Consider an airfoil in a flow at standard sea level conditions with a freestream velocity of \({\rm{70m/s}}\). At a given point on the airfoil, the pressure is \({\rm{0}}{\rm{.4 \times 1}}{{\rm{0}}^{\rm{5}}}{\rm{N/}}{{\rm{m}}^{\rm{2}}}\). Calculate the velocity at this point.

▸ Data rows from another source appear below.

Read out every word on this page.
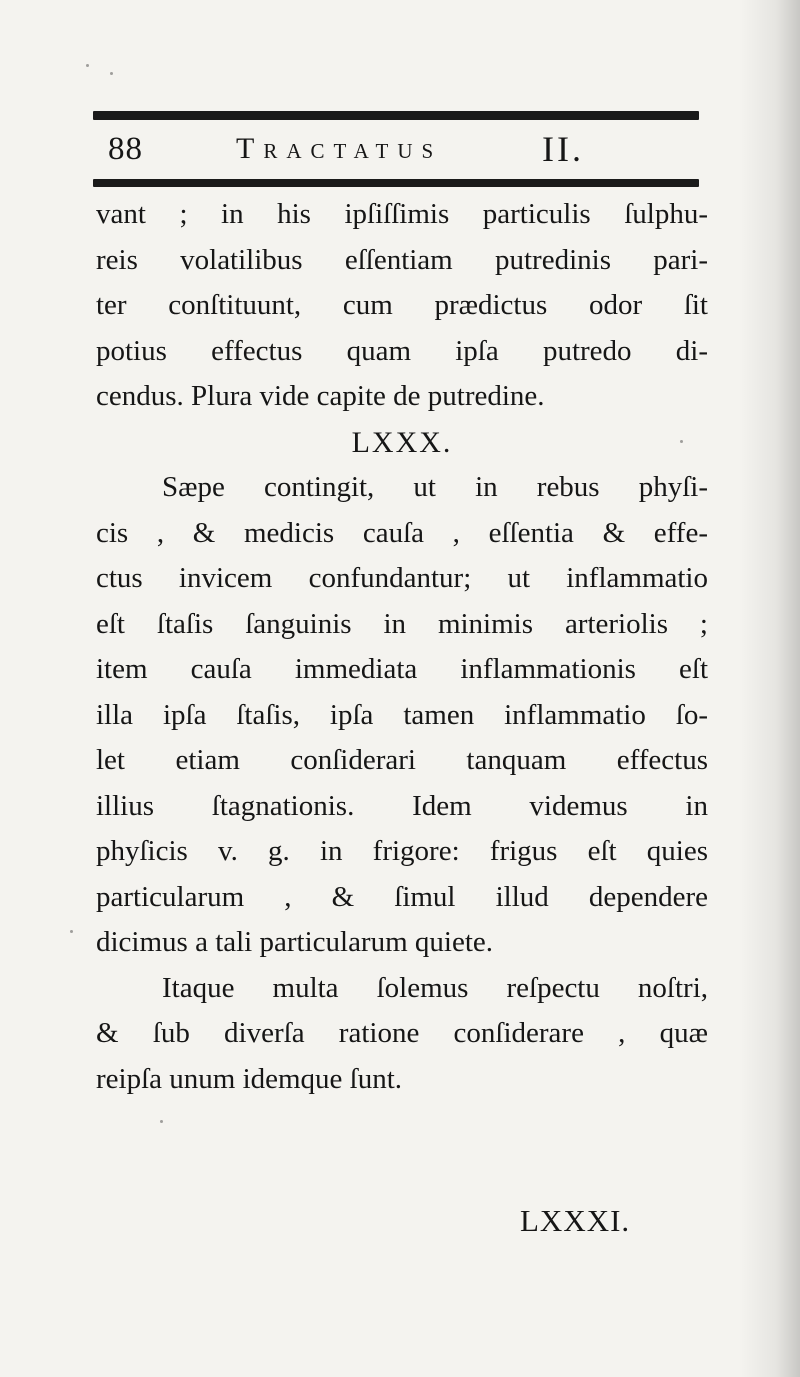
88	Tractatus	II.
vant ; in his ipſiſſimis particulis ſulphu-
reis volatilibus eſſentiam putredinis pari-
ter conſtituunt, cum prædictus odor ſit
potius effectus quam ipſa putredo di-
cendus. Plura vide capite de putredine.
LXXX.
Sæpe contingit, ut in rebus phyſi-
cis , & medicis cauſa , eſſentia & effe-
ctus invicem confundantur; ut inflammatio
eſt ſtaſis ſanguinis in minimis arteriolis ;
item cauſa immediata inflammationis eſt
illa ipſa ſtaſis, ipſa tamen inflammatio ſo-
let etiam conſiderari tanquam effectus
illius ſtagnationis. Idem videmus in
phyſicis v. g. in frigore: frigus eſt quies
particularum , & ſimul illud dependere
dicimus a tali particularum quiete.
Itaque multa ſolemus reſpectu noſtri,
& ſub diverſa ratione conſiderare , quæ
reipſa unum idemque ſunt.
LXXXI.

The free stream velocity of the flow is \(70\,m/s \). Bernaulli’s equation relates pressure and velocity of a fluid motion along a streamline.\[p + \frac{1}{2}\rho {v^2} = \mathrm{Constant}\]Therefore,\[{p_\infty } + \frac{1}{2}\rho v_\infty ^2 = p + \frac{1}{2}\rho {v^2}\]At sea level conditions, freestream pressure and density are \({{\rm{\rho }}_\infty }{\rm{ = 1}}{\rm{.23kg/}}{{\rm{m}}^{\rm{3}}}\) and \({p_\infty }{\rm{ = 1}}{\rm{.01}} \times {\rm{1}}{{\rm{0}}^5}{\rm{N/}}{{\rm{m}}^{\rm{2}}}\). Velocity at the given point will be\[v = \sqrt {\frac{{2\left( {{p_\infty } – p} \right)}}{\rho } + v_\infty ^2} \]Substituting the values\[v = \sqrt {\frac{{2\left( {1.01 – 0.4} \right) \times {{10}^5}}}{{1.23}} + {{\left( {70} \right)}^2}} \]\[ \Rightarrow v = 322.63\,{\rm{m/s}}{\rm{.}}\]